I would like to mention that Romans 8:26 talks of the Holy Spirit making intercession through the people of God in other tongues. Even commentators who are not Pentecostal, do admit that this verse is in relation to speaking in other tongues. Unfortunately, they refuse to believe it is for today when there is not a verse stating such a thing.
Some of the verses in 1 Corinthians 14 deal with the Gift of Tongues from the Holy Spirit. Chapter 12:11, “To one is given the gift of tongues, to another the interpretation of tongues. All these are activated by one and the same Spirit”. Of course in our prayers in the Spirit, He is the One who is the Activator to a large extent. The Apostle Paul did say, “I will pray with my spirit”. Obviously we are not to be passive but active as he was when he used his will to perform this grace.
Reference to the Gift of Tongues as a gift of the Holy Spirit, is found in 1 Corinthians 14 in verses 4,5; 6-12 “Since you are eager for spiritual gifts, strive to excel in them for building up the church”. This is to be the purpose of using what God gives us.
Has that verse been removed from the Bible?
Then we see this Gift of Tongues in verses 13-19, 21-25; 26-33 (the Gift of Prophecy also being included); 37-40.
The chapter ends with this injunction – “Do not forbid speaking in tongues”.
We should take note of this command.
As we are endeavouring to point out the difference between the two varieties of tongues speaking, there is no need to venture into the field of explaining all the above verses. It is not the intention to deal with this chapter 14 or indeed 12 and 13.

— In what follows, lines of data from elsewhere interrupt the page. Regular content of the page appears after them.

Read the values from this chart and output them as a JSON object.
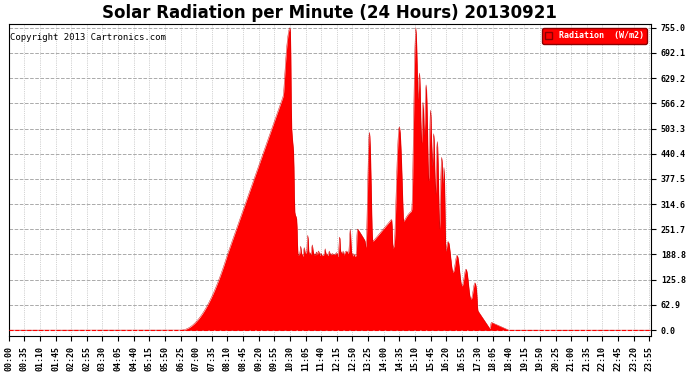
{
  "title": "Solar Radiation per Minute (24 Hours) 20130921",
  "copyright": "Copyright 2013 Cartronics.com",
  "legend_label": "Radiation  (W/m2)",
  "ytick_values": [
    0.0,
    62.9,
    125.8,
    188.8,
    251.7,
    314.6,
    377.5,
    440.4,
    503.3,
    566.2,
    629.2,
    692.1,
    755.0
  ],
  "ymax": 755.0,
  "fill_color": "#FF0000",
  "line_color": "#CC0000",
  "bg_color": "#FFFFFF",
  "hgrid_color": "#AAAAAA",
  "vgrid_color": "#AAAAAA",
  "title_fontsize": 12,
  "tick_fontsize": 6,
  "copyright_fontsize": 6.5
}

The present day Pentecostals and Charismatics, sadly, have settled for music as the centre of their services, instead of the Holy Spirit and the Word, who is Christ. This is an unscriptural replacement of what the Lord has set in His church from the beginning. He or the apostles never indicated it was meant to be altered. Let us go on to perfection, to the prize set before us and in the doing of it, we need to go back to what the Lord has laid down as indicated in the Word of God.

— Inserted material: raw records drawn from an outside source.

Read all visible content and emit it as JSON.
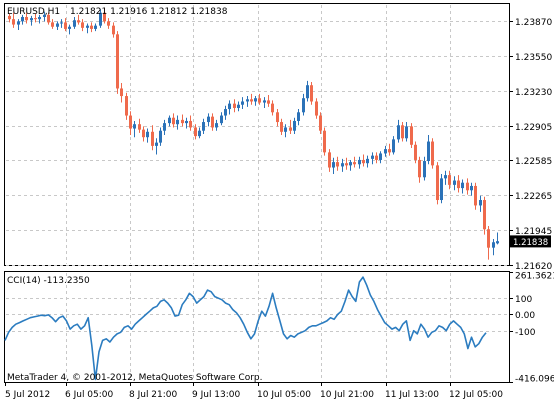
{
  "header": {
    "symbol_timeframe": "EURUSD,H1",
    "ohlc": "1.21821 1.21916 1.21812 1.21838"
  },
  "indicator": {
    "label": "CCI(14) -113.2350"
  },
  "footer": {
    "copyright": "MetaTrader 4, © 2001-2012, MetaQuotes Software Corp."
  },
  "colors": {
    "bull": "#2b72b8",
    "bear": "#ef6a4c",
    "grid": "#c8c8c8",
    "cci_line": "#2b7cc0",
    "price_tag_bg": "#000000",
    "price_tag_fg": "#ffffff"
  },
  "chart_data": [
    {
      "type": "candlestick",
      "title": "EURUSD,H1",
      "ylim": [
        1.2162,
        1.2403
      ],
      "y_ticks": [
        "1.23870",
        "1.23550",
        "1.23230",
        "1.22905",
        "1.22585",
        "1.22265",
        "1.21945",
        "1.21620"
      ],
      "y_tick_values": [
        1.2387,
        1.2355,
        1.2323,
        1.22905,
        1.22585,
        1.22265,
        1.21945,
        1.2162
      ],
      "last_price": "1.21838",
      "x_ticks": [
        "5 Jul 2012",
        "6 Jul 05:00",
        "8 Jul 21:00",
        "9 Jul 13:00",
        "10 Jul 05:00",
        "10 Jul 21:00",
        "11 Jul 13:00",
        "12 Jul 05:00"
      ],
      "grid": true,
      "candles": [
        [
          1.2392,
          1.2394,
          1.2386,
          1.2389
        ],
        [
          1.2389,
          1.2395,
          1.2381,
          1.2384
        ],
        [
          1.2384,
          1.2389,
          1.2379,
          1.2387
        ],
        [
          1.2387,
          1.2393,
          1.2384,
          1.2391
        ],
        [
          1.2391,
          1.2395,
          1.2385,
          1.2388
        ],
        [
          1.2388,
          1.2392,
          1.2383,
          1.239
        ],
        [
          1.239,
          1.2394,
          1.2386,
          1.2389
        ],
        [
          1.2389,
          1.2393,
          1.2385,
          1.2391
        ],
        [
          1.2391,
          1.2396,
          1.2387,
          1.2393
        ],
        [
          1.2393,
          1.2395,
          1.2384,
          1.2386
        ],
        [
          1.2386,
          1.2389,
          1.238,
          1.2382
        ],
        [
          1.2382,
          1.2387,
          1.2379,
          1.2385
        ],
        [
          1.2385,
          1.2389,
          1.2381,
          1.2386
        ],
        [
          1.2386,
          1.239,
          1.2378,
          1.238
        ],
        [
          1.238,
          1.2384,
          1.2375,
          1.2382
        ],
        [
          1.2382,
          1.2391,
          1.238,
          1.2388
        ],
        [
          1.2388,
          1.2393,
          1.2384,
          1.2386
        ],
        [
          1.2386,
          1.2389,
          1.2378,
          1.2381
        ],
        [
          1.2381,
          1.2385,
          1.2376,
          1.2383
        ],
        [
          1.2383,
          1.2386,
          1.2377,
          1.238
        ],
        [
          1.238,
          1.2385,
          1.2378,
          1.2383
        ],
        [
          1.2383,
          1.2398,
          1.2381,
          1.2395
        ],
        [
          1.2395,
          1.2399,
          1.2385,
          1.2387
        ],
        [
          1.2387,
          1.239,
          1.238,
          1.2383
        ],
        [
          1.2383,
          1.2386,
          1.2372,
          1.2375
        ],
        [
          1.2375,
          1.2378,
          1.232,
          1.2325
        ],
        [
          1.2325,
          1.233,
          1.2312,
          1.2318
        ],
        [
          1.2318,
          1.2321,
          1.2296,
          1.23
        ],
        [
          1.23,
          1.2304,
          1.2282,
          1.2288
        ],
        [
          1.2288,
          1.2295,
          1.228,
          1.2292
        ],
        [
          1.2292,
          1.2297,
          1.2284,
          1.2287
        ],
        [
          1.2287,
          1.229,
          1.2276,
          1.228
        ],
        [
          1.228,
          1.2288,
          1.2275,
          1.2285
        ],
        [
          1.2285,
          1.2291,
          1.2268,
          1.2272
        ],
        [
          1.2272,
          1.2279,
          1.2264,
          1.2275
        ],
        [
          1.2275,
          1.2289,
          1.2272,
          1.2286
        ],
        [
          1.2286,
          1.2296,
          1.2282,
          1.2293
        ],
        [
          1.2293,
          1.23,
          1.229,
          1.2298
        ],
        [
          1.2298,
          1.2302,
          1.2289,
          1.2292
        ],
        [
          1.2292,
          1.23,
          1.2287,
          1.2296
        ],
        [
          1.2296,
          1.2301,
          1.229,
          1.2293
        ],
        [
          1.2293,
          1.2298,
          1.2288,
          1.2295
        ],
        [
          1.2295,
          1.23,
          1.2286,
          1.2289
        ],
        [
          1.2289,
          1.2292,
          1.2278,
          1.2281
        ],
        [
          1.2281,
          1.2289,
          1.2279,
          1.2286
        ],
        [
          1.2286,
          1.2297,
          1.2283,
          1.2294
        ],
        [
          1.2294,
          1.2302,
          1.229,
          1.2299
        ],
        [
          1.2299,
          1.2302,
          1.2286,
          1.2289
        ],
        [
          1.2289,
          1.2296,
          1.2286,
          1.2293
        ],
        [
          1.2293,
          1.2303,
          1.2291,
          1.23
        ],
        [
          1.23,
          1.2309,
          1.2296,
          1.2306
        ],
        [
          1.2306,
          1.2314,
          1.2301,
          1.2311
        ],
        [
          1.2311,
          1.2315,
          1.2303,
          1.2307
        ],
        [
          1.2307,
          1.2313,
          1.2304,
          1.231
        ],
        [
          1.231,
          1.2317,
          1.2306,
          1.2313
        ],
        [
          1.2313,
          1.2318,
          1.2308,
          1.2315
        ],
        [
          1.2315,
          1.232,
          1.231,
          1.2313
        ],
        [
          1.2313,
          1.2318,
          1.2309,
          1.2316
        ],
        [
          1.2316,
          1.232,
          1.231,
          1.2312
        ],
        [
          1.2312,
          1.2317,
          1.2307,
          1.2314
        ],
        [
          1.2314,
          1.2319,
          1.2308,
          1.2311
        ],
        [
          1.2311,
          1.2314,
          1.23,
          1.2303
        ],
        [
          1.2303,
          1.2306,
          1.229,
          1.2294
        ],
        [
          1.2294,
          1.2297,
          1.2282,
          1.2285
        ],
        [
          1.2285,
          1.2292,
          1.228,
          1.2289
        ],
        [
          1.2289,
          1.2296,
          1.2283,
          1.2286
        ],
        [
          1.2286,
          1.2298,
          1.2283,
          1.2295
        ],
        [
          1.2295,
          1.2306,
          1.2291,
          1.2303
        ],
        [
          1.2303,
          1.232,
          1.23,
          1.2316
        ],
        [
          1.2316,
          1.2332,
          1.2313,
          1.2328
        ],
        [
          1.2328,
          1.2331,
          1.231,
          1.2313
        ],
        [
          1.2313,
          1.2316,
          1.2297,
          1.23
        ],
        [
          1.23,
          1.2303,
          1.2283,
          1.2286
        ],
        [
          1.2286,
          1.2289,
          1.2263,
          1.2266
        ],
        [
          1.2266,
          1.2269,
          1.2248,
          1.2252
        ],
        [
          1.2252,
          1.2261,
          1.2246,
          1.2257
        ],
        [
          1.2257,
          1.2262,
          1.2249,
          1.2253
        ],
        [
          1.2253,
          1.226,
          1.2248,
          1.2256
        ],
        [
          1.2256,
          1.2261,
          1.225,
          1.2254
        ],
        [
          1.2254,
          1.2259,
          1.2249,
          1.2257
        ],
        [
          1.2257,
          1.2262,
          1.2252,
          1.2255
        ],
        [
          1.2255,
          1.2262,
          1.2251,
          1.2259
        ],
        [
          1.2259,
          1.2264,
          1.2253,
          1.2256
        ],
        [
          1.2256,
          1.2263,
          1.2252,
          1.226
        ],
        [
          1.226,
          1.2266,
          1.2255,
          1.2263
        ],
        [
          1.2263,
          1.2266,
          1.2256,
          1.2259
        ],
        [
          1.2259,
          1.2267,
          1.2256,
          1.2265
        ],
        [
          1.2265,
          1.2272,
          1.2262,
          1.2269
        ],
        [
          1.2269,
          1.2274,
          1.2263,
          1.2266
        ],
        [
          1.2266,
          1.2281,
          1.2264,
          1.2278
        ],
        [
          1.2278,
          1.2296,
          1.2275,
          1.2291
        ],
        [
          1.2291,
          1.2294,
          1.2276,
          1.2279
        ],
        [
          1.2279,
          1.2294,
          1.2276,
          1.229
        ],
        [
          1.229,
          1.2293,
          1.227,
          1.2273
        ],
        [
          1.2273,
          1.2276,
          1.2256,
          1.2259
        ],
        [
          1.2259,
          1.2262,
          1.2238,
          1.2243
        ],
        [
          1.2243,
          1.2262,
          1.224,
          1.2258
        ],
        [
          1.2258,
          1.2282,
          1.2255,
          1.2276
        ],
        [
          1.2276,
          1.2279,
          1.2251,
          1.2254
        ],
        [
          1.2254,
          1.2257,
          1.2218,
          1.2222
        ],
        [
          1.2222,
          1.2246,
          1.2219,
          1.2242
        ],
        [
          1.2242,
          1.2249,
          1.2236,
          1.2245
        ],
        [
          1.2245,
          1.2249,
          1.2232,
          1.2236
        ],
        [
          1.2236,
          1.2244,
          1.2231,
          1.224
        ],
        [
          1.224,
          1.2245,
          1.2229,
          1.2233
        ],
        [
          1.2233,
          1.2241,
          1.2228,
          1.2238
        ],
        [
          1.2238,
          1.2242,
          1.2227,
          1.2231
        ],
        [
          1.2231,
          1.2238,
          1.2226,
          1.2235
        ],
        [
          1.2235,
          1.2238,
          1.2213,
          1.2217
        ],
        [
          1.2217,
          1.2226,
          1.2211,
          1.2222
        ],
        [
          1.2222,
          1.2225,
          1.219,
          1.2195
        ],
        [
          1.2195,
          1.2198,
          1.2167,
          1.2178
        ],
        [
          1.2178,
          1.2186,
          1.2171,
          1.2183
        ],
        [
          1.2182,
          1.2192,
          1.2181,
          1.2184
        ]
      ]
    },
    {
      "type": "line",
      "title": "CCI(14) -113.2350",
      "ylim": [
        -416.096,
        261.3621
      ],
      "y_ticks": [
        "261.3621",
        "100",
        "0.00",
        "-100",
        "-416.096"
      ],
      "y_tick_values": [
        261.3621,
        100,
        0,
        -100,
        -416.096
      ],
      "reference_lines": [
        100,
        -100
      ],
      "values": [
        -160,
        -110,
        -80,
        -60,
        -50,
        -40,
        -30,
        -20,
        -15,
        -10,
        -5,
        -8,
        -3,
        -20,
        -45,
        -20,
        -10,
        -40,
        -90,
        -70,
        -60,
        -90,
        -70,
        -20,
        -190,
        -400,
        -230,
        -160,
        -150,
        -170,
        -140,
        -120,
        -110,
        -80,
        -70,
        -90,
        -60,
        -40,
        -20,
        0,
        20,
        40,
        50,
        80,
        90,
        70,
        40,
        -10,
        -5,
        60,
        90,
        130,
        110,
        70,
        90,
        110,
        150,
        140,
        110,
        100,
        90,
        70,
        60,
        30,
        10,
        -20,
        -60,
        -110,
        -150,
        -120,
        -40,
        20,
        -10,
        50,
        130,
        40,
        -40,
        -120,
        -150,
        -130,
        -140,
        -120,
        -110,
        -100,
        -80,
        -70,
        -70,
        -60,
        -50,
        -40,
        -20,
        -30,
        0,
        20,
        80,
        150,
        110,
        80,
        200,
        230,
        180,
        120,
        80,
        30,
        -10,
        -50,
        -70,
        -90,
        -80,
        -100,
        -60,
        -40,
        -160,
        -100,
        -120,
        -60,
        -90,
        -140,
        -110,
        -100,
        -70,
        -80,
        -100,
        -60,
        -40,
        -60,
        -80,
        -120,
        -210,
        -140,
        -200,
        -180,
        -140,
        -113
      ]
    }
  ],
  "time_axis": {
    "x_ticks": [
      "5 Jul 2012",
      "6 Jul 05:00",
      "8 Jul 21:00",
      "9 Jul 13:00",
      "10 Jul 05:00",
      "10 Jul 21:00",
      "11 Jul 13:00",
      "12 Jul 05:00"
    ]
  }
}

It is recorded historically that for the first hundred years of the church’s history, well after the apostles passed away, this is what occurred in the meetings. Actually, there is no mention of musical instruments. They did sing. They listened to preaching and doctrine, with exhortations and prophecies. In addition, as it is stated “In every service the people prayed out loud together in other tongues and also worshipped together out loud in other tongues”. Jesus said to the woman in Samaria, “They who worship the Father must worship Him in Spirit and in Truth”.
In Matthew 24:44 where Jesus has said that the Son of Man is coming at an unexpected hour, He goes on in chapter 25 to relate the parable of the two virgins going out to meet the Bridegroom. He likens it to the kingdom of heaven. The point of the story is that five had enough oil in their lamps and went in to the Bridegroom. The other five had insufficient oil and went out to buy some more. While they were doing this, the cry went out, “The Bridegroom is coming”. They were too late and were not allowed in. Is not Jesus telling us all that the ready ones are those with oil in their lamps? We can only ponder on this and let the Spirit quicken our hearts as He wills.